RC: Writing – original draft (lead); Conceptualisation (supporting); Investigation (lead); Methodology (supporting); Writing – review and editing (equal). KB: Methodology (lead); Conceptualisation (supporting); Writing – review and editing (equal). IW: Methodology (supporting); Writing – review and editing (equal). DHC: Writing – original draft (supporting); Conceptualisation (supporting); Investigation (supporting); Methodology (supporting); Writing – review and editing (equal). RD: Methodology (supporting); Conceptualisation (supporting); Writing – review and editing (equal). FQT: Conceptualisation (lead); Writing – original draft (supporting); Writing – review and editing (equal).

FUNDING INFORMATION

This study was performed as part of a PhD program for the lead author (RC). Reagents were provided by IMMY (Norman, OK, USA). No external funding was received for this study.

CONFLICT OF INTEREST

Regielly Cognialli, Izabella Weiss and Flavio Queiroz‐Telles declare no conflict of interest. Konner Bloss, Rachelle Davis and Diego H. Caceres are employees of IMMY. Reagents were provided by IMMY (Norman, OK, USA). No external funding was received for this study.

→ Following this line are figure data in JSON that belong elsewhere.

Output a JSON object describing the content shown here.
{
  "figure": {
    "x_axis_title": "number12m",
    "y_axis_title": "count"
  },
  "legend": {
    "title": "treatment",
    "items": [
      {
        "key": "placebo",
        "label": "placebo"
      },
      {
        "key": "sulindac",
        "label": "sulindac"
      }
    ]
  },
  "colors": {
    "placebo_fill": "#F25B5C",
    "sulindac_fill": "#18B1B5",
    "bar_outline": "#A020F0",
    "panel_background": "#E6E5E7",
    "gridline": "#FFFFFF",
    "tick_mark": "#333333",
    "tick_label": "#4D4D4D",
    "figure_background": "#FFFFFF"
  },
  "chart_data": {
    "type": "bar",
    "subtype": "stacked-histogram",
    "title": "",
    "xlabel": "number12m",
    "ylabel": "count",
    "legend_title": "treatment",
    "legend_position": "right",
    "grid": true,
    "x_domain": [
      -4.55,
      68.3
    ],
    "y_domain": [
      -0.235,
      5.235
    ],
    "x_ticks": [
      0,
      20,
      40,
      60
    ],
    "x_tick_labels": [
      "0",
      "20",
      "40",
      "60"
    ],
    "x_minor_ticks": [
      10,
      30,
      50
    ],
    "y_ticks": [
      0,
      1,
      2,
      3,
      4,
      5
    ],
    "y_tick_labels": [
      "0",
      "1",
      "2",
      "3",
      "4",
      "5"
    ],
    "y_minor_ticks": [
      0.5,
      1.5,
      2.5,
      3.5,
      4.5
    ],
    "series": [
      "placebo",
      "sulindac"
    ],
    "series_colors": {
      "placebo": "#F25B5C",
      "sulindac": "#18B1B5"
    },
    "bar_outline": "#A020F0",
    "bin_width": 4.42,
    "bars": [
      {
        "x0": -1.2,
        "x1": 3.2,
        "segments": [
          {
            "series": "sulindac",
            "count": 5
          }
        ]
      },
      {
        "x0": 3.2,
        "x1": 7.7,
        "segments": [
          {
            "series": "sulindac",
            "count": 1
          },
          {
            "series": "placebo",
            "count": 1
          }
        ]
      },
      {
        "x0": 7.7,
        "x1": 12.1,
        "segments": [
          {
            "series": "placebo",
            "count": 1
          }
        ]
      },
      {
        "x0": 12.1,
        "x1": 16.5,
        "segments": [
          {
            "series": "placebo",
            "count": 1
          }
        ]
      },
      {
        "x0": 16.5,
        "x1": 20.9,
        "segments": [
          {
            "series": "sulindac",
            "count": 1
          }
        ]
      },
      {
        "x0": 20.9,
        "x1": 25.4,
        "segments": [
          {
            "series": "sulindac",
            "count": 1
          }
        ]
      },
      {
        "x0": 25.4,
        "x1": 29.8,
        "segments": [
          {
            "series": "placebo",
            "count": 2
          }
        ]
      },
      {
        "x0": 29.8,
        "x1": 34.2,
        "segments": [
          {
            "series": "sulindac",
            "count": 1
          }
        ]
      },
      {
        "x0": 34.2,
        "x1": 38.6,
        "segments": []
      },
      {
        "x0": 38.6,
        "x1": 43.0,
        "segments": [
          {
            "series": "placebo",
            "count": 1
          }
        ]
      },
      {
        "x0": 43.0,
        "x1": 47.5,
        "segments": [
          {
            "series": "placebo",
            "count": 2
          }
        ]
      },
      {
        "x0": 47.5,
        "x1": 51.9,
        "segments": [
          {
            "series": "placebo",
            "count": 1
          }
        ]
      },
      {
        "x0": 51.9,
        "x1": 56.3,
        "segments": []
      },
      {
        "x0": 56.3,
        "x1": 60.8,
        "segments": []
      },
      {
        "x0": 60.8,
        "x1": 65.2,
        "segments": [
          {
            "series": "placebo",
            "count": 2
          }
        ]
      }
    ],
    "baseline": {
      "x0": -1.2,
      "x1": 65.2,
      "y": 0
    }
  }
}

Case definition	Epidemiological criteria	Clinical criteria	Laboratory criteria
Possible	History of trauma or contact with sick cats	Suggestive lesions	Absent
Probable	History of trauma or contact with sick cats	Suggestive lesions	Veterinarian diagnosis: A – Microbiologic proved diagnosis by the veterinarian or veterinarian laboratory B ‐ Regional detection of feline cases from other sources: Zoonosis Control Centers, Mobile contacts to a reference centre, etc.
Proved	History of trauma or contact with sick cats	Suggestive lesions	Positive culture a and/or histopathology b
Discarded	History of trauma or contact with sick cats	Suggestive lesions	Microbiologic and/or histopathologic proved diagnosis of another disease. Negative culture for Sporothrix spp. c

Note: Font: Adapted from‐ Guide to Health Surveillance (BRAZIL, 2021) and QUEIROZ‐TELLES et al., 2022.

Standard method.

Histopathology can be non‐specific. The result must be analysed carefully and associated to clinical and epidemiology.

Only negative culture for Sporothrix spp. does not rule the diagnosis (limitation of the culture).